I just discovered a security flaw in UTM OTP. Here is the problem.
You enabled the OPT and enabled OPT for facility "User Portal" and "WebAdmin".
You sign in to the User Portal at the first time with password only, you get the QR code immediately. This is normal. You scan the QR code with the authenticator app.
You sign in to the User Portal again with your password following the 6 digit OPT code from the authenticator app. You got in the portal. This is also normal.
You sign in to the WebAdmin with the password only, no OPT code, your access is denied. This is normal, since the OPT code is generated. You need password & OPT to sign in.
You sign in to the WebAdmin with the password following the OPT code, you are granted access. This is normal. You can only sign in with password + OPT.
Here is the problem:
You sign in to the User Portal again with only password, no OPT code. You got in, and QR code is displayed on the screen again.
This is the security flaw. When an account has no OPT yet, the first time you sign in User portal, it displays the QR code is normal since you don't have the OPT code yet. Once the OPT code is generated and assigned to an account, if you sign in to the User Portal the second time without the OPT code, the system should deny the access instead of display the OPT code again. Otherwise, if the admin account password got compromised, the hacker can simply login to the user portal with only the password and obtain the OPT code.
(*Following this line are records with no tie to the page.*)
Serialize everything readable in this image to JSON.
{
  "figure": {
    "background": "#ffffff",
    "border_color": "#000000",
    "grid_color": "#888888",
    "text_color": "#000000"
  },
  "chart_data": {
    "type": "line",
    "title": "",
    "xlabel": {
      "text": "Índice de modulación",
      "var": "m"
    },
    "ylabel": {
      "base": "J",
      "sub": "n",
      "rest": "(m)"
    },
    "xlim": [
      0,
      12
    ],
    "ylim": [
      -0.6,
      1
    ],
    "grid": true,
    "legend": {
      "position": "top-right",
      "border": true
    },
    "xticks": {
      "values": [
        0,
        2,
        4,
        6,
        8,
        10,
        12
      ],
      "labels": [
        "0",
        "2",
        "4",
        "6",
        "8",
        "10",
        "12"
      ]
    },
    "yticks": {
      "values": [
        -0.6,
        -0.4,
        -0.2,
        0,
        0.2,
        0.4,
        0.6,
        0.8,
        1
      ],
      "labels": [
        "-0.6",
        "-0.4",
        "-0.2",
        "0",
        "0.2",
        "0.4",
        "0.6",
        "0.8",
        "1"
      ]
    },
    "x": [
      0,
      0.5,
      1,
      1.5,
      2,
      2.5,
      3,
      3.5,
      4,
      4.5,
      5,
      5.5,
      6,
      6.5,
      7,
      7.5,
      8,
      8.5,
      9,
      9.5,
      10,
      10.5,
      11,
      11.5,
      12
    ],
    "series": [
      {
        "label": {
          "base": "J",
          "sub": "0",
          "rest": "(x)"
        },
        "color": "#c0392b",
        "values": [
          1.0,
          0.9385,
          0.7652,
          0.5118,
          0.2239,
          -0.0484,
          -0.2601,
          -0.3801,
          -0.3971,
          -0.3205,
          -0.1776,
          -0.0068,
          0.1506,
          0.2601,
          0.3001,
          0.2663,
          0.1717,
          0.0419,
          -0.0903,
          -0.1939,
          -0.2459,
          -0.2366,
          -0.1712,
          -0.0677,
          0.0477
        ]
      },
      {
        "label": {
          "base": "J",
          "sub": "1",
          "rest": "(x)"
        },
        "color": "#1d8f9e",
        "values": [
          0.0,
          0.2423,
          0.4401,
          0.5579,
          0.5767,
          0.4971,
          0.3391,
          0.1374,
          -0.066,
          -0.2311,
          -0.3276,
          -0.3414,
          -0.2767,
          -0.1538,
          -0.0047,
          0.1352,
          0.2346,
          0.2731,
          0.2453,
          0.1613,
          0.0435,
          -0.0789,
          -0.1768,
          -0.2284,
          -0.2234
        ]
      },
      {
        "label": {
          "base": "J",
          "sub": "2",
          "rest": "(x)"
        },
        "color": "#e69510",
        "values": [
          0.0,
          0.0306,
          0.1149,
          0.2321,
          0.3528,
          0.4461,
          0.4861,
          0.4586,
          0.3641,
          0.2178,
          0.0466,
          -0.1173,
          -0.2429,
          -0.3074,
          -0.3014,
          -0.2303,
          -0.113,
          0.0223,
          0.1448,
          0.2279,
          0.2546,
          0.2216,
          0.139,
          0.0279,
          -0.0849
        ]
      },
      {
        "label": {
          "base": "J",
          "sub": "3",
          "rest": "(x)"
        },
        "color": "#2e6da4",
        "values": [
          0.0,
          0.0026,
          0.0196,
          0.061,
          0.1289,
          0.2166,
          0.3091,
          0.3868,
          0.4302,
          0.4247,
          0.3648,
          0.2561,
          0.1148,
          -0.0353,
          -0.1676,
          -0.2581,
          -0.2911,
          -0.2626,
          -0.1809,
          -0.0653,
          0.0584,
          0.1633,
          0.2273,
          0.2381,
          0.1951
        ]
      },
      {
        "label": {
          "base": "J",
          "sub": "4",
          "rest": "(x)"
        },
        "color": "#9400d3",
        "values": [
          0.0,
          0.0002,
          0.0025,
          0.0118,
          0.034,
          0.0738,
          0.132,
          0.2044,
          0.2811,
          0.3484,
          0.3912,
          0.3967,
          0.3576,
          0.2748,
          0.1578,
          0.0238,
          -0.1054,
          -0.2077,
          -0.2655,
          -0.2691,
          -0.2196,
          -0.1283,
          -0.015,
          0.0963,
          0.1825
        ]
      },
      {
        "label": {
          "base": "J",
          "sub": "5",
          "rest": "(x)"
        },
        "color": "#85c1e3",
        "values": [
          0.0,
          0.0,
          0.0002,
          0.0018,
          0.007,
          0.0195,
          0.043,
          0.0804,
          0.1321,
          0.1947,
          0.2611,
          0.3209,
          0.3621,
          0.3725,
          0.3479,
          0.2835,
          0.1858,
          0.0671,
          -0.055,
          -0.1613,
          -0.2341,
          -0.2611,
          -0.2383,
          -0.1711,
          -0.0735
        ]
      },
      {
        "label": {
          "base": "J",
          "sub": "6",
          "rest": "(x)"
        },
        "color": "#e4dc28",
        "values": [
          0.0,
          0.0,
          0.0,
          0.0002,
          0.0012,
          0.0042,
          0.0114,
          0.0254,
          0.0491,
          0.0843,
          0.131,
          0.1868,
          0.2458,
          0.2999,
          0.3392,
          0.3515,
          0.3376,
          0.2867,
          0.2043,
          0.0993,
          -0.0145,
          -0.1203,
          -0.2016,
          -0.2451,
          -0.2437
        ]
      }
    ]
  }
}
After that the hack can use the password and the OPT code to sign in the WebAdmin.
The software should only display the OPT code when the account has no OPT yet. Once the OPT code is generated at the first time the account login to user portal, it should require OPT to the user portal when the user try to login the second time. Otherwise, it will defeat the purpose of the OPT. Sophos needs to fix this flaw ASAP.
This thread was automatically locked due to age.